Eppure le vittime, dopo essersela data a gambe, tornavano sui propri passi con l'intento di ritrovare l'abitazione della dama velata, per poi scoprire che quella casa in realtà non esisteva...

E' da svariati decenni che non assistiamo più a testimonianze di uomini follemente innamorati: che la dama abbia trovato pace? (o forse è dovuto al fatto che ormai la nebbia ha abbandonato la città...).


FONTE: www.ilpost.it



20 Giovanni D'Anzi: storia di un apostrofo che conta
Corso Vittorio Emanuele ospita diverse piccole gallerie, ed è proprio in una di questa che idealmente ci recheremo per conoscere la prossima storia.
La galleria del Corso infatti ospita le case discografiche più importanti d'Italia e di fronte alla sede di una di queste (al civico 4) si trova una targa commemorativa di Giovanni D'Anzi, autore di "O mia bella Madonina".
D'Anzi, come molti artisti, aveva un carattere molto particolare.

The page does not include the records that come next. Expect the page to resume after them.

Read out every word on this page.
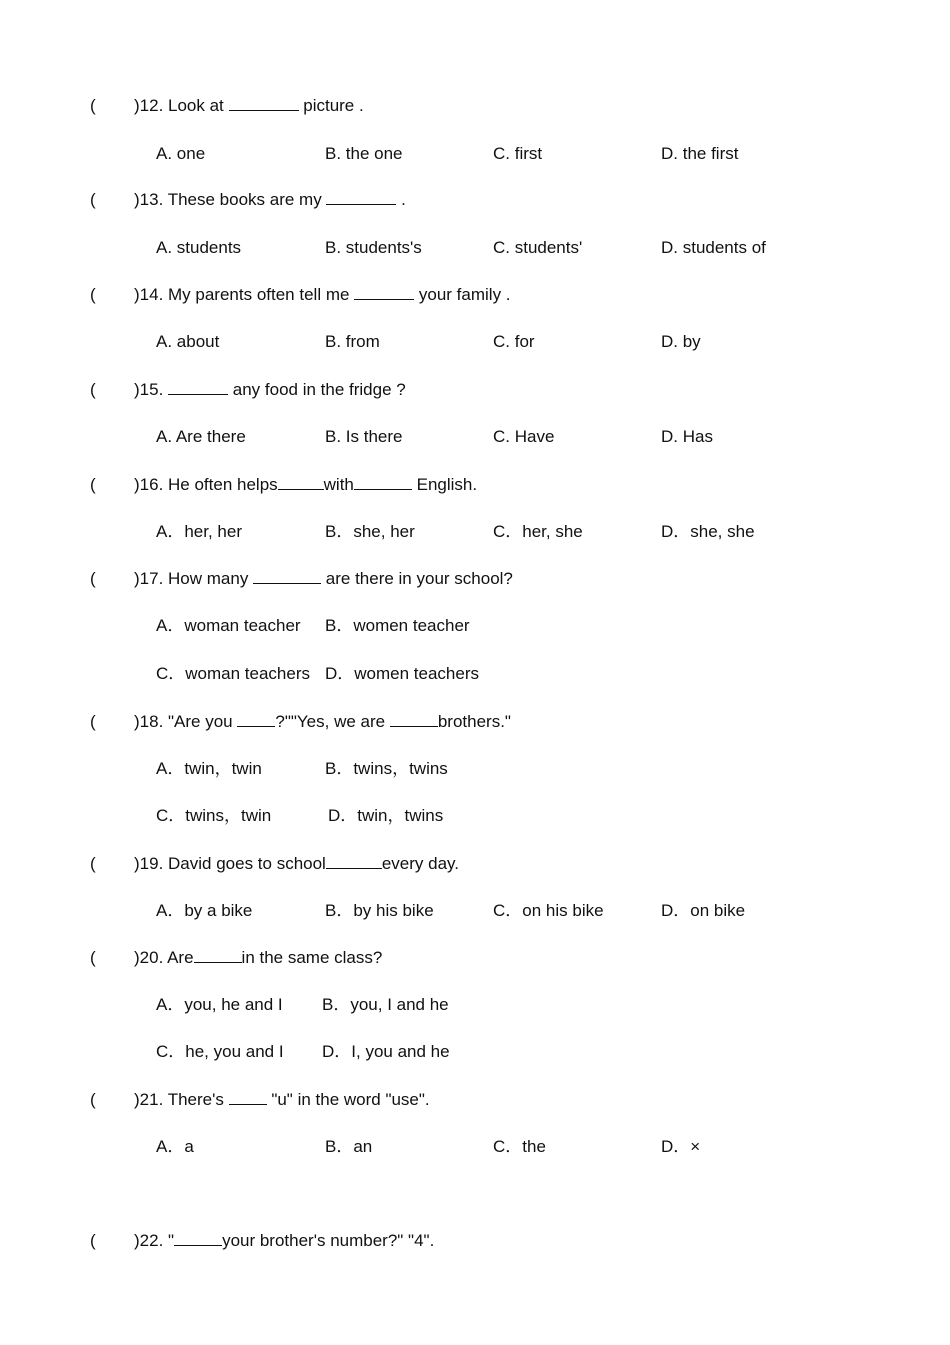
( )12. Look at	picture .
A. one	B. the one	C. first	D. the first
( )13. These books are my	.
A. students	B. students's	C. students'	D. students of
( )14. My parents often tell me	your family .
A. about	B. from	C. for	D. by
( )15.	any food in the fridge ?
A. Are there	B. Is there	C. Have	D. Has
( )16. He often helps	with	English.
A．her, her	B．she, her	C．her, she	D．she, she
( )17. How many	are there in your school?
A．woman teacher B．women teacher
C．woman teachers D．women teachers
( )18. "Are you ?""Yes, we are	brothers."
A．twin，twin	B．twins，twins
C．twins，twin	D．twin，twins
( )19. David goes to school	every day.
A．by a bike	B．by his bike	C．on his bike	D．on bike
( )20. Are	in the same class?
A．you, he and I B．you, I and he
C．he, you and I D．I, you and he
( )21. There's  "u" in the word "use".
A．a	B．an	C．the	D．×
( )22. "	your brother's number?" "4".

Nacque nel 1906 a Milano da genitori pugliesi e, sin da piccolo, aveva l'abitudine di vantarsi del proprio cognome; qualcuno infatti gli aveva detto che i cognomi con l'apostrofo denunciavano nobili origini, e lui, modestamente, doveva esserlo. Un giorno la maestra, stanca di questi continui vaneggiamenti, lo rimproverò e il piccolo Giovanni, di tutta risposta, prese la propria cartella e la scaraventò sulla testa dell'insegnante. La punizione che seguì a questa azione fu esemplare e in linea con i tempi d'allora: espulso da tutte le scuole d'Italia. Per studiare fu dunque costretto a rimanere a casa, dove un giorno fu notato dal maestro di pianoforte della sorella, mentre strimpellava sui tasti. L'insegnante non vedente non aveva dubbi: il bambino aveva un talento innato per la musica! E infatti da lì a poco il giovane iniziò a lavorare come pianista. Un giorno, durante un festival della canzone napoletana tenutosi al teatro Trianon, Giovanni si chiese come mai nessuno avesse composto un pezzo per la sua amata città. Solo allora gli venne l'ispirazione: compose di getto"Madonina" che suonò la sera successiva (siamo nell'ottobre del 1935) al termine del repertorio napoletano...e subito fu un successo che dura tutt'ora!